"Wait a minute, Miss Margaret, I want to say something to you," he said.
I looked at him, surprised. Was he going to ask me to intercede with Joyce for him? If so, he had come very decidedly to the wrong person. But something in his face made me look away.
"I won't keep you long," said he.
And then he paused, while I waited with my face turned aside.

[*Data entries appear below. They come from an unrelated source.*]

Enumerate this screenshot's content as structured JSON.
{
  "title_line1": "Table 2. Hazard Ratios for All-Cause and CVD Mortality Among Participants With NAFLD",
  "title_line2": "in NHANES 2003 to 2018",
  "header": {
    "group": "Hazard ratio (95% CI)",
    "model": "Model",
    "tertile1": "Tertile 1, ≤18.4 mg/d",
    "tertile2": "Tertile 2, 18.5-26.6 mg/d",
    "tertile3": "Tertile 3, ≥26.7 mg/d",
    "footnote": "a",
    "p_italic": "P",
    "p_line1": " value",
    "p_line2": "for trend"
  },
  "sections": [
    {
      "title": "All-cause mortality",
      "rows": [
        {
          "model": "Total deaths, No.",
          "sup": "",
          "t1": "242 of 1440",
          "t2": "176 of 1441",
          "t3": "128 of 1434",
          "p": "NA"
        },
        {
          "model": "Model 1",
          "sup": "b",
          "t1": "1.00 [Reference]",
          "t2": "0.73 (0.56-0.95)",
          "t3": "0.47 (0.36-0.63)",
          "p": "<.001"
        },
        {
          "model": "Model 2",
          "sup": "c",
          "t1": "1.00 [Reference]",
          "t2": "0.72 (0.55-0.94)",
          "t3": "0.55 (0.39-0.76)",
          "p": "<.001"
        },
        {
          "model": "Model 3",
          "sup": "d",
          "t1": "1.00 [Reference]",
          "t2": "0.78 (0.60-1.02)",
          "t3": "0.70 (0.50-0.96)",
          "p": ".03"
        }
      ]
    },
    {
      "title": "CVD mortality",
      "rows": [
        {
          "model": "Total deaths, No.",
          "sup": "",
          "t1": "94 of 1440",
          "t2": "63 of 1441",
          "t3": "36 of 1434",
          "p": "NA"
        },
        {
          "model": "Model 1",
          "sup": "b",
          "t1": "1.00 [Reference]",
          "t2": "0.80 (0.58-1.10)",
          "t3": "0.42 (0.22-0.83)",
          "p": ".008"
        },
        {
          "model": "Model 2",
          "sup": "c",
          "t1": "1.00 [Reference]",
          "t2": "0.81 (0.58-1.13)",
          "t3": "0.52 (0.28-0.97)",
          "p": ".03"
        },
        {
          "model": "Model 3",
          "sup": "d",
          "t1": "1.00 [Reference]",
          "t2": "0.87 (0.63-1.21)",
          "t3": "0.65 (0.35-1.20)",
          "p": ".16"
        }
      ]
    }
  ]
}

"I don't think you'll take what I'm going to say amiss, Miss Margaret," he went on at last. "I've known you such a long time—ever since you were a little girl—that I don't feel as though I were taking a liberty, as I should if you were a stranger. I don't suppose you remember how I used to help you scramble out of the dikes when you got a ducking on the marsh after the rainfalls, and how I used to take you into the house-keeper's room at the Manor to have your frock dried, so that you should not get into a scrape? But I remember it very well, and the cakes that you used to love with the blackberry jam in them, and the rides that you used to have on my back after the school feasts."
He paused a moment, as though for an answer. I gave him none, but I remembered all that he alluded to very well.
"You don't mind my speaking, do you?" repeated he again.
"Oh no, I don't mind," answered I, with a little laugh.
"Having known you like that all your life, I care for you so much," continued he, "that I can't bear to see you doing yourself an injustice."